I thought he was blind when he first walked up. His large, slightly misshapen, ebony head was tilted oddly and his right eye rolled around unnaturally. I realized he wasn’t blind when he found his way to the chair adjacent to mine at the coffee shop (Uncle Joe’s, know the place?). I’m a nice girl, so I greeted him with something compulsory like “How’s it goin?” or “Good evening.” I smiled, and got back to my pre-study procrastination.
Through my headphones I heard him ask me if I was listening to music.
I answered him, and we got to talking.
We talked about the most bizarre subjects. It all started with my being a physics major. Lynn (sp?) was there to play speed chess with the regulars, but claimed an interest in science. This interest, I would soon discover, was based mainly on eccentric theories inspired by Flash Gordon, Star Wars, and Star Trek.
He thinks that we’ll someday construct totally new types of matter, and kept referring to man’s drive to refashion himself scientifically and fundamentally in some way. This offended his religious side, and he often scoffed at the idea of man playing God.
I smiled a lot, nodded, and egged him on, trying to get some good stories out of him, as is my wont. I enjoyed a few of his brainchildren more than others. He’s got this idea that we could harness the power of glowworms to make special paint. This paint could coat all our rooms and we could turn the walls on and off with a light switch. Some current or something would then be run through the glowworm paint and light our rooms. He thinks Thomas Edison would feel pretty challenged by this idea were he still around. I agreed.
In the interest of your time I’ll summarize some of the other subjects we touched upon:
seven headed anacondas (made with nuclear technology)
light bridges (like on Flash Gordon)
teleportation (which he thinks Stanford has already invented… inspired by Flash Gordon)
air-density metal that would facilitate cloud cities (Star Wars)
really fast moving elementary particles (I didn’t tell him about accelerators)
neutron matter (I told him about the N-bomb… he was unimpressed)
Discomfort had been easily avoided because he was too eccentric, and I too curious to be disturbed, but eventually, it came.
About forty minutes into our conversation, two not-so-hetero-normative friends of mine had joined us and had been reading and listening silently to Lynn and I.
Twenty minutes later or so, he took it upon himself to randomly warn me and my two sexually deviant counterparts about the dangers of some social groups here at the U of C. He warned us, in all seriousness, to avoid those lesbian parties…
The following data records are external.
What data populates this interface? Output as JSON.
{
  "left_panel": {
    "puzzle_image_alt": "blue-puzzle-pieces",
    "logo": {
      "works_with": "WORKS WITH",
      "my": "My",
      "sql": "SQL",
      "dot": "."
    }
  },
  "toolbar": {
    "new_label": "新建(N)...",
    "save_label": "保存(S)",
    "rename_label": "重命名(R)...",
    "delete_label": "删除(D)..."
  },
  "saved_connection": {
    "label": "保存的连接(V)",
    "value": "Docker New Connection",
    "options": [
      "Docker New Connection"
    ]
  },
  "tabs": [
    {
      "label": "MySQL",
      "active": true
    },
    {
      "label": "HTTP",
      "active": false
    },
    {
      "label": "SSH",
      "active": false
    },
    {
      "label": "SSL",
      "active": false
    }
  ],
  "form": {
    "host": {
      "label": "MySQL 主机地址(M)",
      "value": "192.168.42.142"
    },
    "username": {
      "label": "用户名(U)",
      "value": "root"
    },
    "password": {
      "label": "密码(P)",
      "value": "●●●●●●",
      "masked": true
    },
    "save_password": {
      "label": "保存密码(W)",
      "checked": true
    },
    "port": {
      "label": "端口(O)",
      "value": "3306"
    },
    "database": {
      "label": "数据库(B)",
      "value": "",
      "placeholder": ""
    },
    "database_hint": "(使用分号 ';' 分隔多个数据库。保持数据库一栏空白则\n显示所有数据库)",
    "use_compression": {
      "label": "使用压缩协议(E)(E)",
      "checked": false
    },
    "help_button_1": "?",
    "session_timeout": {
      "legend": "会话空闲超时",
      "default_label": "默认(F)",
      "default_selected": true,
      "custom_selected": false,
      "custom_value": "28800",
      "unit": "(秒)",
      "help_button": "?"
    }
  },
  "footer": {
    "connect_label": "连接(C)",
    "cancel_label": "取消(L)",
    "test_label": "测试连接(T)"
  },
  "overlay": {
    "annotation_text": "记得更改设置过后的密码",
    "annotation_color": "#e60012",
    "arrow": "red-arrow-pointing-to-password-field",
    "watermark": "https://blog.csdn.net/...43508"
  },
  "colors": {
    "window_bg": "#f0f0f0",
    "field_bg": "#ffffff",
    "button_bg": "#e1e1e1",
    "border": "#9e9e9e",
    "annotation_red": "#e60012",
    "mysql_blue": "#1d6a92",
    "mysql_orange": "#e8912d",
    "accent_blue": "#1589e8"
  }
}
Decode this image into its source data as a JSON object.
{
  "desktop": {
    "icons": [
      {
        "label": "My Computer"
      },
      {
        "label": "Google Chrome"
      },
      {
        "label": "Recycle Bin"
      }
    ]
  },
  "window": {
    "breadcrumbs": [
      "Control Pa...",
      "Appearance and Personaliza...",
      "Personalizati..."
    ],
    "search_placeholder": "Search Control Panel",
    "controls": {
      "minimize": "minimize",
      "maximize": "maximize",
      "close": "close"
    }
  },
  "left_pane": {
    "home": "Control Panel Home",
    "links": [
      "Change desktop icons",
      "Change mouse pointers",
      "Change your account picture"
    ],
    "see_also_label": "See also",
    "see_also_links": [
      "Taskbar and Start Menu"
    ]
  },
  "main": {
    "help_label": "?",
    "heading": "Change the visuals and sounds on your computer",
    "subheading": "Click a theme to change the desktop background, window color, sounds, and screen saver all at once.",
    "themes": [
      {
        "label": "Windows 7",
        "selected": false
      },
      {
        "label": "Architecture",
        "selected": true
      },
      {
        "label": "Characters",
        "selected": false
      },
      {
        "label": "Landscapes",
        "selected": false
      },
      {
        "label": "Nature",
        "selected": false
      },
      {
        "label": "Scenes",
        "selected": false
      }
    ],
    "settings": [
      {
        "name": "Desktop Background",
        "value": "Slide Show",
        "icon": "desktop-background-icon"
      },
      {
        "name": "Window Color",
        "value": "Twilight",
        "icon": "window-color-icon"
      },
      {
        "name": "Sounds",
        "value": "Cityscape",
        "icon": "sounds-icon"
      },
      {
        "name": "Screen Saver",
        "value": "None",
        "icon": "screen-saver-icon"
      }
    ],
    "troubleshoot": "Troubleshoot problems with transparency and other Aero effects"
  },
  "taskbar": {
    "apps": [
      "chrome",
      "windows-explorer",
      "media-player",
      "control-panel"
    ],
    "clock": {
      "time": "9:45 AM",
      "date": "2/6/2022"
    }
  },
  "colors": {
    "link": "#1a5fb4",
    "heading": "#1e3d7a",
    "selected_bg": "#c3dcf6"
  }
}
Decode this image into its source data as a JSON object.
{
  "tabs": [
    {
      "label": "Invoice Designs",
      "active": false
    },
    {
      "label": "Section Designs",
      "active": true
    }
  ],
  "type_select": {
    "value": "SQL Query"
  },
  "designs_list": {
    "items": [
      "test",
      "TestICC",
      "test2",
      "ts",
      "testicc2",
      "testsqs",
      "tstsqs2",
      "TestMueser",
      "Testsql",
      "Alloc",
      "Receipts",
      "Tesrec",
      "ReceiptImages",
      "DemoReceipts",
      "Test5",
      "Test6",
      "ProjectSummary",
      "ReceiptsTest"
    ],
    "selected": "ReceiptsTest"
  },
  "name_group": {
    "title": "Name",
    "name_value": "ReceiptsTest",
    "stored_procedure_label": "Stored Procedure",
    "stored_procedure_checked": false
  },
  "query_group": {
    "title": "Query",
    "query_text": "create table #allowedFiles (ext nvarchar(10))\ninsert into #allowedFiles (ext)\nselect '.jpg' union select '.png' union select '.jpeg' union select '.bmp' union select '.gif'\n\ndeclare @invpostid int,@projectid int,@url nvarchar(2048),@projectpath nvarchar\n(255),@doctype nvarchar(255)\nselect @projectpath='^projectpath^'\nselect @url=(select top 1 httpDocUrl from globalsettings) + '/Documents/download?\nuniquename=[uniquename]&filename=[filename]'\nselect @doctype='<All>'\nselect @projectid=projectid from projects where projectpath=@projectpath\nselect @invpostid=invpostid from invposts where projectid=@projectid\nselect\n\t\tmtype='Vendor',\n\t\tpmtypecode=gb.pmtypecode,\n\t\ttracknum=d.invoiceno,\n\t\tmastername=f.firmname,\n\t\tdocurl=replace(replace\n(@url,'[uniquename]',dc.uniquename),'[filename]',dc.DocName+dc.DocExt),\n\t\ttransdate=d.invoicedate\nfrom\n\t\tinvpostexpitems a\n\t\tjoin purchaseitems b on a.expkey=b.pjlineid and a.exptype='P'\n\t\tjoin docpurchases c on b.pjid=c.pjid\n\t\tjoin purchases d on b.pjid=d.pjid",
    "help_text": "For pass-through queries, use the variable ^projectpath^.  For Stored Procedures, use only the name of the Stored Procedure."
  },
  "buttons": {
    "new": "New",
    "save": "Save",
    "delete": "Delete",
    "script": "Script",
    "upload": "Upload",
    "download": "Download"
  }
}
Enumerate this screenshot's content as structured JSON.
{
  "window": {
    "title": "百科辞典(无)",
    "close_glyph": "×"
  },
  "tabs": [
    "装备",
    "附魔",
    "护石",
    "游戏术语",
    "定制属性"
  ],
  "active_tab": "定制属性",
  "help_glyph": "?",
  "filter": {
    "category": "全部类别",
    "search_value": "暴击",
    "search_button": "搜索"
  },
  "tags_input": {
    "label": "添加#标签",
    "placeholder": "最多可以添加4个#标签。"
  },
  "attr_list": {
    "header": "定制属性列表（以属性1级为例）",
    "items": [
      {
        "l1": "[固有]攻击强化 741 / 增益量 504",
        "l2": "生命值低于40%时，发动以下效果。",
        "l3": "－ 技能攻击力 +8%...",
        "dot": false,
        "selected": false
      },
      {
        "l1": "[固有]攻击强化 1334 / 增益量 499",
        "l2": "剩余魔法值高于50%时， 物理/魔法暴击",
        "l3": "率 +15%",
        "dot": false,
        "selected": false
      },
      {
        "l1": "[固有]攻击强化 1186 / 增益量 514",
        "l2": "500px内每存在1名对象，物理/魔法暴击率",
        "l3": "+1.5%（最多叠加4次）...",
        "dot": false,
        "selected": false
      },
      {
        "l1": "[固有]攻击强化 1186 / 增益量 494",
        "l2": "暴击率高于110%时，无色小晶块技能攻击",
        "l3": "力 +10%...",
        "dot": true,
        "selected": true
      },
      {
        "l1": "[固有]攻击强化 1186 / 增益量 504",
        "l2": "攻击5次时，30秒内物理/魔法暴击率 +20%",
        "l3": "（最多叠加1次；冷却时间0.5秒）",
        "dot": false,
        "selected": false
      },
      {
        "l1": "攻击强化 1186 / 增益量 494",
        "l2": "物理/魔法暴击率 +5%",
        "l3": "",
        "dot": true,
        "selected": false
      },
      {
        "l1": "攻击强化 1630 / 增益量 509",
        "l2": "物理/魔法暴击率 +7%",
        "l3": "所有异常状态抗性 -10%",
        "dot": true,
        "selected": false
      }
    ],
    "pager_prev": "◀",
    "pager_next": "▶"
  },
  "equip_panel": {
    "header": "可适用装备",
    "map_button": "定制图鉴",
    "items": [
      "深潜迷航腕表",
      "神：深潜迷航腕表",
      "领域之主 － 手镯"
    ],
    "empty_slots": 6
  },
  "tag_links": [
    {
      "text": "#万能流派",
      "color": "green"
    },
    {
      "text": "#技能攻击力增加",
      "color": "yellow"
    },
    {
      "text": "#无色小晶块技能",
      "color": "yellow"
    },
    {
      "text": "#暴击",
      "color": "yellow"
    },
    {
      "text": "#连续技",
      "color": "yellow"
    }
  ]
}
I laughed nervously and hysterically during the anti-gay homophobic banter that followed. He was, unsurprisingly, very conservative about such things and thought his resentful tolerance to be equivallent somehow to openmindedness. My blushing and stammering probably got a little out of hand, and after some awkward social maneuvering, the ladies and I made our get-away.
He apologized at some point during our escape about bringing up something that I might be “uncomfortable” with. I so desired to debate with him about his ideas on sexual morality, but instead I patted him on the back, a complete stranger, and assuaged his fear, “No darlin’, it’s nothin'” I muttered.
Who am I?
Have I no self-respect?
Was this a kindness to an old ignorant man or a failure as a socially conscious being?
Whoa, a Johnny Depp look-a-like just walked into the cafe… I can no longer concentrate on this story, so it’s a good thing I’m pretty much done writing it.
I have not yet decided the point of all this, the moral of the story as it were, but I suspect you’ll derive your own, or… be inspired to invent glowworm paint.